Soon after their conversion, Edmund Richardson and his wife Mary Ann Darrow Richardson were called by Brigham Young in 1853 to settle in Manti, Utah as reinforcements for the struggling pioneers there.
When they arrived there, they found acres of rich tillable soil covered by dense sagebrush. They found it would take a great deal of time & effort to clear, cultivate & plant the seeds that would make it yield sufficient food for the newcomers. Even with the crops growing there were other problems to face. One season the grasshoppers devoured all the garden produce except the pumpkins & potatoes, & the Indians helped themselves to them before they were ripe. The Richardson family, along with all of their neighbors, had very little to eat. So serious was the situation that the wheat supply was pooled & then divided among the families according to number & ages. All were instructed to adhere strictly to the stipulated rations in order to insure the wheat supply until food could be raised. Toward spring, as an added precaution, Sister Pamela, wife of Orville S. Cox, sliced her bread, re-browned it in the oven & reduced it to crumbs. Each morning she doled out two spoonfuls of crumbs to each family member.

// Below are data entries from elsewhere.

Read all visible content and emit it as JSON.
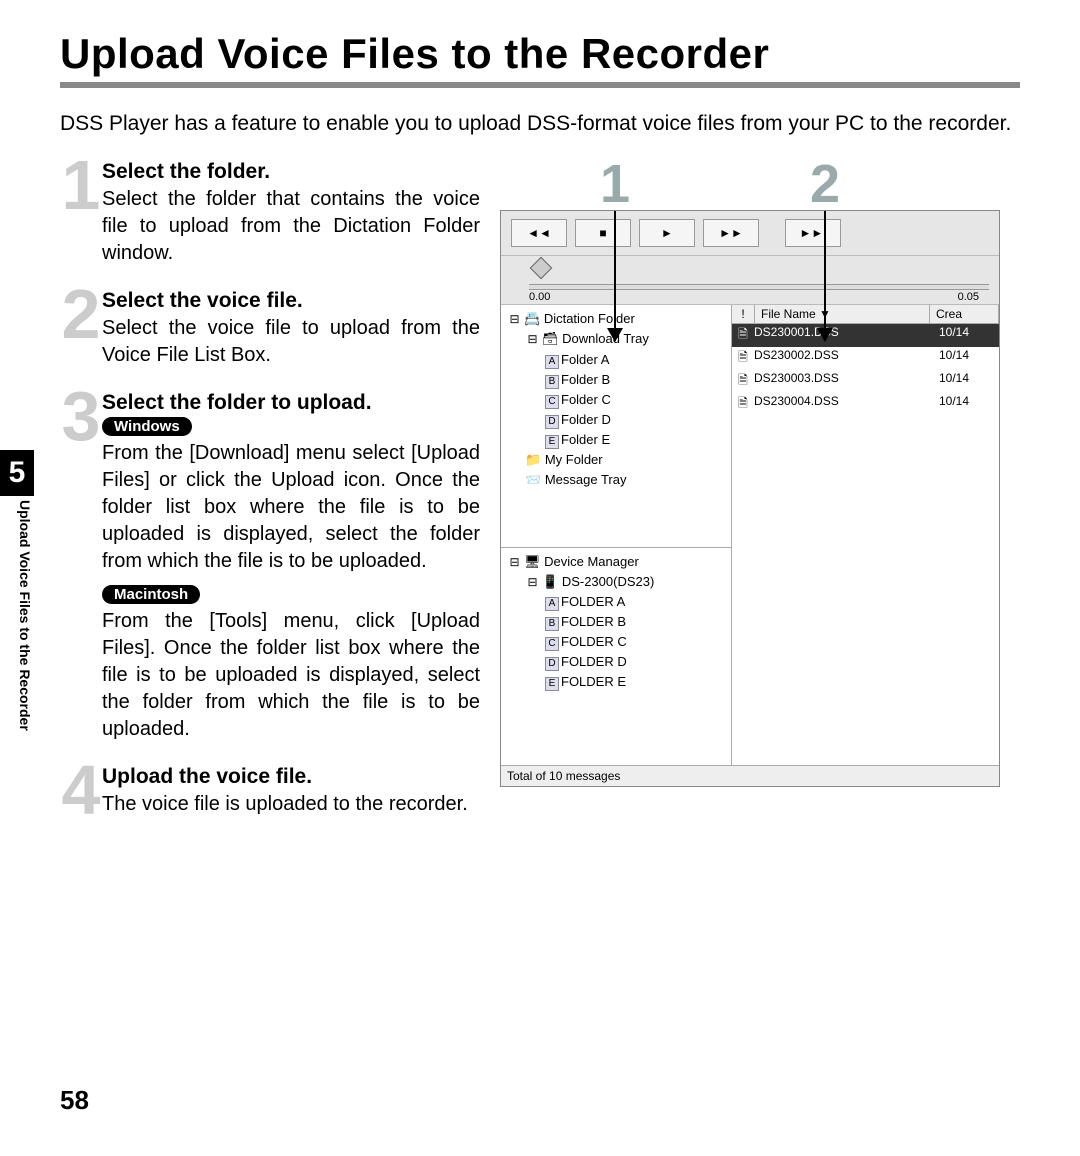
{
  "page": {
    "title": "Upload Voice Files to the Recorder",
    "intro": "DSS Player has a feature to enable you to upload DSS-format voice files from your PC to the recorder.",
    "chapter_number": "5",
    "chapter_title_vert": "Upload Voice Files to the Recorder",
    "page_number": "58"
  },
  "steps": [
    {
      "num": "1",
      "title": "Select the folder.",
      "body": "Select the folder that contains the voice file to upload from the Dictation Folder window."
    },
    {
      "num": "2",
      "title": "Select the voice file.",
      "body": "Select the voice file to upload from the Voice File List Box."
    },
    {
      "num": "3",
      "title": "Select the folder to upload.",
      "pill_win": "Windows",
      "body_win": "From the [Download] menu select [Upload Files] or click the Upload icon. Once the folder list box where the file is to be uploaded is displayed, select the folder from which the file is to be uploaded.",
      "pill_mac": "Macintosh",
      "body_mac": "From the [Tools] menu, click [Upload Files]. Once the folder list box where the file is to be uploaded is displayed, select the folder from which the file is to be uploaded."
    },
    {
      "num": "4",
      "title": "Upload the voice file.",
      "body": "The voice file is uploaded to the recorder."
    }
  ],
  "callouts": {
    "c1": "1",
    "c2": "2"
  },
  "app": {
    "toolbar": {
      "rew": "◄◄",
      "stop": "■",
      "play": "►",
      "ff": "►►",
      "next": "►►I"
    },
    "slider": {
      "tick_left": "0.00",
      "tick_right": "0.05"
    },
    "tree_upper": {
      "root": "Dictation Folder",
      "download": "Download Tray",
      "folders": [
        {
          "letter": "A",
          "name": "Folder A"
        },
        {
          "letter": "B",
          "name": "Folder B"
        },
        {
          "letter": "C",
          "name": "Folder C"
        },
        {
          "letter": "D",
          "name": "Folder D"
        },
        {
          "letter": "E",
          "name": "Folder E"
        }
      ],
      "myfolder": "My Folder",
      "msgtray": "Message Tray"
    },
    "tree_lower": {
      "root": "Device Manager",
      "device": "DS-2300(DS23)",
      "folders": [
        {
          "letter": "A",
          "name": "FOLDER A"
        },
        {
          "letter": "B",
          "name": "FOLDER B"
        },
        {
          "letter": "C",
          "name": "FOLDER C"
        },
        {
          "letter": "D",
          "name": "FOLDER D"
        },
        {
          "letter": "E",
          "name": "FOLDER E"
        }
      ]
    },
    "filehdr": {
      "bang": "!",
      "fname": "File Name",
      "crea": "Crea"
    },
    "files": [
      {
        "name": "DS230001.DSS",
        "crea": "10/14",
        "sel": true
      },
      {
        "name": "DS230002.DSS",
        "crea": "10/14",
        "sel": false
      },
      {
        "name": "DS230003.DSS",
        "crea": "10/14",
        "sel": false
      },
      {
        "name": "DS230004.DSS",
        "crea": "10/14",
        "sel": false
      }
    ],
    "status": "Total of 10 messages"
  }
}
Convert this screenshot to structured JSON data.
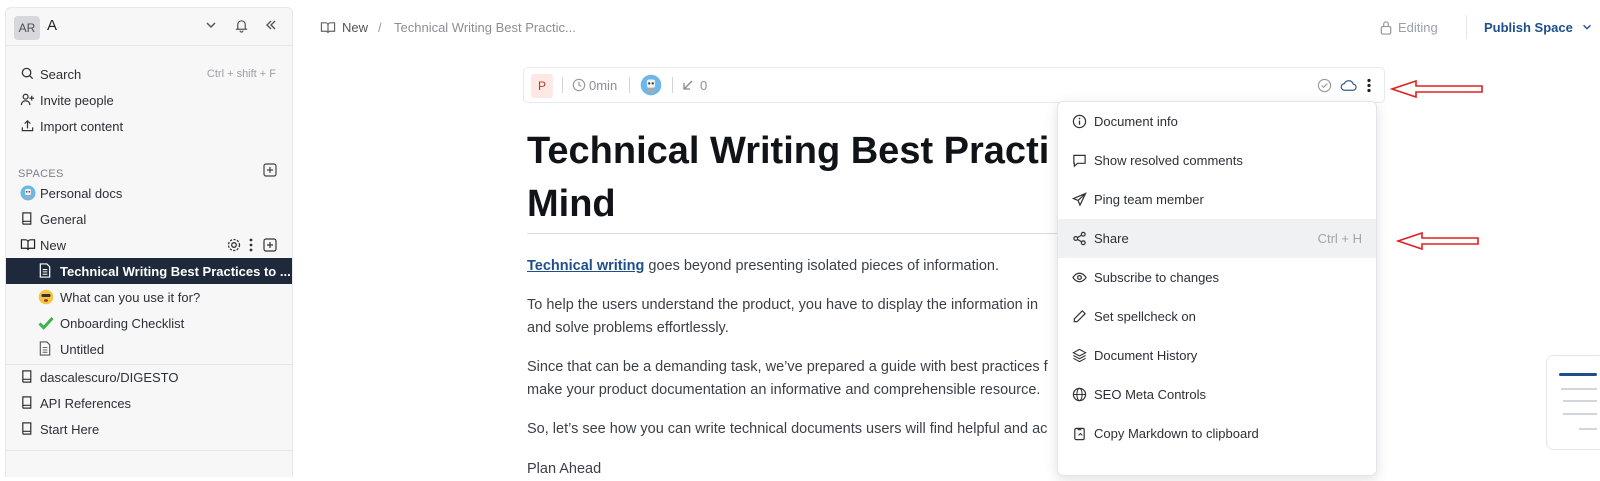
{
  "sidebar": {
    "avatar": "AR",
    "workspace": "A",
    "search": {
      "label": "Search",
      "shortcut": "Ctrl + shift + F"
    },
    "invite": "Invite people",
    "import": "Import content",
    "spaces_label": "SPACES",
    "spaces": [
      {
        "label": "Personal docs"
      },
      {
        "label": "General"
      },
      {
        "label": "New"
      }
    ],
    "pages": [
      {
        "label": "Technical Writing Best Practices to ..."
      },
      {
        "label": "What can you use it for?"
      },
      {
        "label": "Onboarding Checklist"
      },
      {
        "label": "Untitled"
      }
    ],
    "more_spaces": [
      {
        "label": "dascalescuro/DIGESTO"
      },
      {
        "label": "API References"
      },
      {
        "label": "Start Here"
      }
    ]
  },
  "breadcrumb": {
    "space": "New",
    "separator": "/",
    "page": "Technical Writing Best Practic..."
  },
  "topbar": {
    "editing": "Editing",
    "publish": "Publish Space"
  },
  "doc_toolbar": {
    "badge": "P",
    "read_time": "0min",
    "count": "0"
  },
  "document": {
    "title": "Technical Writing Best Practices to Keep in Mind",
    "title_line1": "Technical Writing Best Practi",
    "title_line2": "Mind",
    "p1_link": "Technical writing",
    "p1_rest": " goes beyond presenting isolated pieces of information.",
    "p2_line1": "To help the users understand the product, you have to display the information in",
    "p2_line2": "and solve problems effortlessly.",
    "p3_line1": "Since that can be a demanding task, we’ve prepared a guide with best practices f",
    "p3_line2": "make your product documentation an informative and comprehensible resource.",
    "p4": "So, let’s see how you can write technical documents users will find helpful and ac",
    "p5": "Plan Ahead"
  },
  "menu": {
    "items": [
      {
        "label": "Document info",
        "icon": "info-icon"
      },
      {
        "label": "Show resolved comments",
        "icon": "comment-icon"
      },
      {
        "label": "Ping team member",
        "icon": "send-icon"
      },
      {
        "label": "Share",
        "icon": "share-icon",
        "shortcut": "Ctrl + H"
      },
      {
        "label": "Subscribe to changes",
        "icon": "eye-icon"
      },
      {
        "label": "Set spellcheck on",
        "icon": "pencil-icon"
      },
      {
        "label": "Document History",
        "icon": "layers-icon"
      },
      {
        "label": "SEO Meta Controls",
        "icon": "globe-icon"
      },
      {
        "label": "Copy Markdown to clipboard",
        "icon": "clipboard-icon"
      }
    ]
  },
  "colors": {
    "accent": "#1e4f8a",
    "active_bg": "#1e2a3b",
    "annotation": "#e02020"
  }
}
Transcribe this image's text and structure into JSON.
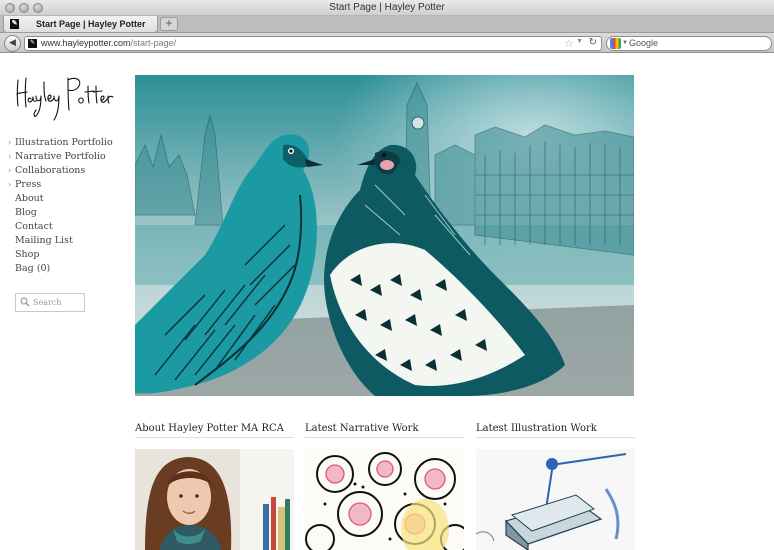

One day a neighbor came to Brother Cox pleading for help. His wheat supply was all gone, he confessed, because they had been lax about rationing, & his children were crying for bread. Though Walter Cox was a child, he considered himself too big to cry about anything. However, he found tears running down his thin cheeks as he watched his father divide their meager wheat supply equally with the neighbor. Because he was always hungry on the rations they had, Walt was sure his family would die on one spoonful of crumbs per day. However, that night at family prayer, he felt consoled as he listened to his father's petition for help.
Some time later, as Walt passed Temple Hill on his way to herd the sheep, he noticed a patch of green plants growing at its southern base. Though they were somewhat different than pigweed or redroot, Walt carried an armful home to his mother, confident that they were the answer to his father's prayer for food. When Sister Cox found the greens superior to any she had tasted before, she spread the good news to the rest of her neighbors. Every day the greens were carefully cut to the ground. Every morning they had grown enough for another day's cutting, & the people gave thanks to the Lord for the "Manna Weed". They also marveled that during the long season, appetites continued to relish the greens & stomachs to tolerate them. However, when the spring gardens produced abundantly, the greens disappeared & were never known to grow there again. Walter told that all his life he searched unsuccessfully for some of those "Manna Weeds" with their own special flavor.